Stacey e Kazuo

Stacey e Kazuo

publicidade

Hotel de gelo

 

      O prêmio Nobel da literatura de 2017 é um japonês com educação e biografia britânicas. Kazuo Ishiguro de japonês só tem a certidão de nascimento e a aparência. Ele é muito conhecido especialmente por dois livros: “Os vestígios do dia” e “Não me abandone jamais”. Tentei os dois e não fui muito longe. Tem obras que não me pegam. A falha é com certeza minha. Em compensação, li três vezes de cabo a rabo “Ulisses”, de James Joyce”, considerado intransponível. A primeira experiência foi quando eu tinha 20 anos. Fui passar férias em Palomas. Levei só o volume de Joyce. Temia não passar de umas cinquenta páginas. Li a primeira vez. Pouco entendi. Não havia muito o que fazer. Li de novo.

Passados 25 anos, arrisquei a terceira leitura. Foi muito mais lento, mais produtivo, mas não necessariamente mais esclarecedor. É incrível como temos pressa e certezas quando somos jovens. Em todo caso, foi lindo. A literatura não precisa ser pedagógica. Ou tem sua pedagogia do mistério e do enigma. Tentarei novamente ler Ishiguro. Quem sabe funcione. Tenho de fazer a mesma coisa com Philip Roth. Tentei cinco livros dele. Não terminei um só. Por quê? Não sei. Um fã de Roth me definiu com uma palavra: “Imbecil”. É uma hipótese que considero cada vez mais para ser explorada e aprofundada. Um amigo gremista arriscou uma explicação mais ousada: Roth é um nome que me traz más lembranças. A piada é bem razoável, mas não se sustenta.

Kazuo Ishiguro fez letras para Stacey Kent. Ela tem uma voz límpida e maravilhosa. É uma das minhas cantoras preferidas. Bossa Nova em inglês com uma voz que lembra vagamente o arrastado sinuoso de eternas meninas das mulheres francesas. Uma das canções se chama “Ice hotel”. Começa assim: “Vamos eu e você ir embora para o Hotel de Gelo/O Caribe está tudo reservado e é só assim”. A oposição entre o gelo e o Caribe acende em mim muitas divagações. Um escritor, de prosa, poesia ou letras de música, precisa mobilizar o nosso imaginário, que é o nosso ponto G. Espero não estar sendo indecente.

Li “Ulisses” nas duas primeiras vezes dentro de uma carreta de boi, deitado num pelego, à sombra de um frondoso cinamomo. Será que isso diz alguma coisa sobre minha percepção singular da arte? A terceira vez já foi uma leitura urbana.
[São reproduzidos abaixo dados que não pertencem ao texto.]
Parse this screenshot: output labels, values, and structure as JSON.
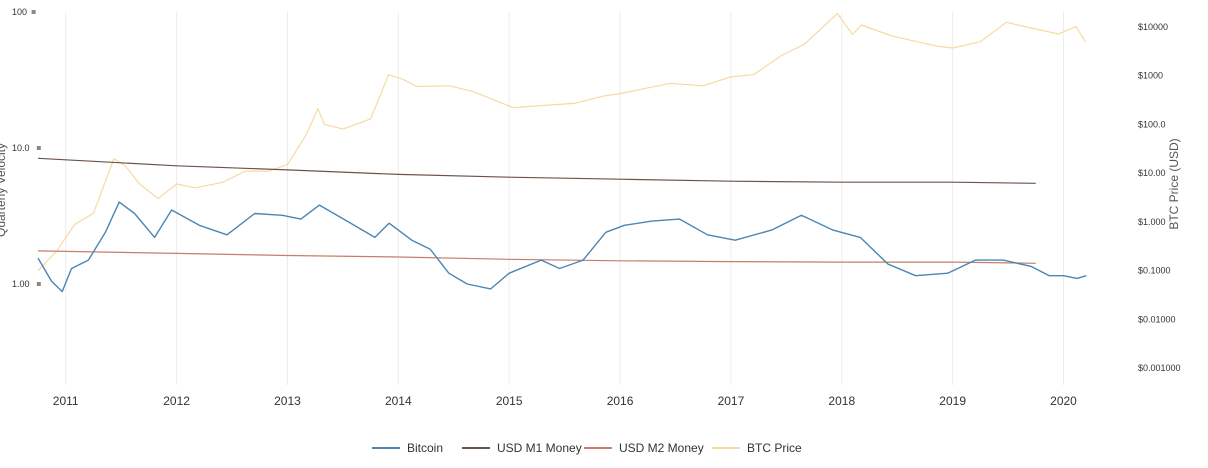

Kazuo Ishiguro tem um texto cristalino como se vê em “O gigante enterrado”: “Você teria que procurar muito tempo para encontrar algo parecido com as veredas sinuosas ou os prados tranquilos pelos quais a Inglaterra mais tarde se tornaria célebre. Em vez disso, o que havia eram quilômetros de terra desolada e inculta; por todo lado, trilhas toscas que atravessavam colinas escarpadas ou charnecas áridas”. Por que não me apaixono por sua prosa como me acontece com a de Michel Houellebecq?

A paixão, inclusive pela arte, é o grande mistério: não pode ser imposta. Absorvo arte de maneira epidérmica. Deixo a emoção falar antes da razão e da educação. Sigo a minha sensibilidade, que tem caminhos próprios e jamais, na sua humildade, pretende ditar regras.